Mark Adickes

No. 61
- Position: Guard

Personal information
- Born: April 22, 1961 (age 65) Bad Cannstatt, West Germany

Career information
- High school: Killeen (Killeen, Texas, U.S.)
- College: Baylor
- Supplemental draft: 1984: 1st round, 5th overall pick

Career history
- Los Angeles Express (1984–1985); Kansas City Chiefs (1986–1989); Washington Redskins (1990–1992);

Awards and highlights
- Super Bowl champion (XXVI); Second-team All-American (1983); First-team All-SWC (1983);

Career NFL statistics
- Games played: 77
- Games started: 49
- Touchdowns: 1
- Stats at Pro Football Reference

= Mark Adickes =

American football player and orthopedic surgeon (born 1961)

Mark Stephen Adickes (born April 22, 1961) is an orthopedic surgeon and a former American football offensive lineman in the National Football League (NFL) for the Kansas City Chiefs and Washington Redskins. Adickes was an All-American offensive lineman at Baylor University and later attended George Mason University and Harvard University Medical School. He is ESPN's NFL injury analyst and is the chief of sports medicine for Baylor College of Medicine.

==Early life==
Adickes played high school football at Killeen High School in Killeen, Texas. He attended and played college football at Baylor University, where he was named an All-American.

Adickes was inducted into the Baylor Sports Hall of Fame in 1998.

==Professional career==
Adickes started his professional football career in the United States Football League (USFL) for the Los Angeles Express in 1984 where he blocked for Steve Young. He was then chosen in the 1984 NFL Supplemental Draft of USFL and CFL Players by the Kansas City Chiefs, where he would play for four years. He then played for two years for the Washington Redskins, winning the Super Bowl.

==Medical career==
After retiring from the NFL, Adickes attended George Mason University and then Harvard University Medical School, after which he completed his residency in orthopedic surgery at the Mayo Clinic in Rochester, Minnesota. Adickes completed his sports medicine fellowship under the tutelage of Richard Steadman at the Steadman-Hawkins Clinic in Vail, Colorado.

Adickes is formerly the Co-medical Director and Orthopedic Surgeon at the Memorial Hermann Hospital Sports Medicine Institute in Houston, Texas. He is chief of the division of sports medicine and associate professor of orthopedic surgery at Baylor College of Medicine.

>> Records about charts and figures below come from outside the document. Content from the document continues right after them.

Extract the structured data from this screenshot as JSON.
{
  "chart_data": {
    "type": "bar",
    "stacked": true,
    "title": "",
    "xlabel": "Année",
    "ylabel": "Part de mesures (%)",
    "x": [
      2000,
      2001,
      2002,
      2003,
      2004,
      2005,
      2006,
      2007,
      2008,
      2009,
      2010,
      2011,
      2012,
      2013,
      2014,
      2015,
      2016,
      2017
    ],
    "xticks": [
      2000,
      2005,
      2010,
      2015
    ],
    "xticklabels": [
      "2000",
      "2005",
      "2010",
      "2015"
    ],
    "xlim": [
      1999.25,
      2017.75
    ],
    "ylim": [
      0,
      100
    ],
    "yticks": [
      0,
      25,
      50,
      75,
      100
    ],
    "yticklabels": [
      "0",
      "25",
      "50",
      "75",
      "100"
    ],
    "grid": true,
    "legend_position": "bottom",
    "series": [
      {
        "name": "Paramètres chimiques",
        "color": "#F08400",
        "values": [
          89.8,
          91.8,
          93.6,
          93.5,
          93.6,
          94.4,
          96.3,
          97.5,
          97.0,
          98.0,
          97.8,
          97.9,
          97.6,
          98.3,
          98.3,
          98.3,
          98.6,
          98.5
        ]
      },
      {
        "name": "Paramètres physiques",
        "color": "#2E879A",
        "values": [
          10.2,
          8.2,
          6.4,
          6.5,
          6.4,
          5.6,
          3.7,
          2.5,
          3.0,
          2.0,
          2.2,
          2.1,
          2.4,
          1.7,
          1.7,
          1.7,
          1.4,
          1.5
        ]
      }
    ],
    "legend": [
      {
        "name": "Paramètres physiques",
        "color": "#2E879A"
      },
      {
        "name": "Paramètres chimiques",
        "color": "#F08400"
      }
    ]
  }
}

Adickes is team physician for the Houston Rockets, United States Ski Team, Houston Livestock Show and Rodeo and University of St. Thomas.

==Television career==
Adickes worked with Tricia Bradley of Serious Fun Productions, LLC, to blend his two distinct careers: a professional football player and an orthopedic surgeon, aka, Jock to Doc. In 2013, Adickes was signed to ESPN as an injury expert and appears on a regular basis when a top athlete gets injured. At the start of the 2014 NFL season, DirecTV launched a new channel called "The Fantasy Zone," and Adickes became an integral member of the show. Adickes has appeared on the NBC Today Show, where he discussed concussions and football. He has also made appearances on Fox NFL Sunday and was a regular guest on CBS's The Doctors. Adickes is the host of a sports medicine documentary program, Athlete 360, on which he interviews professional athletes who have sustained major injuries necessitating orthopedic surgery. Some of the featured athletes include Kevin Everett, Dikembe Mutombo, Mark Schlereth, and golfer Stacy Lewis, whose modified scoliosis surgery made her career in golf possible. In 2013 Adickes was hired by ESPN as its NFL injury analyst.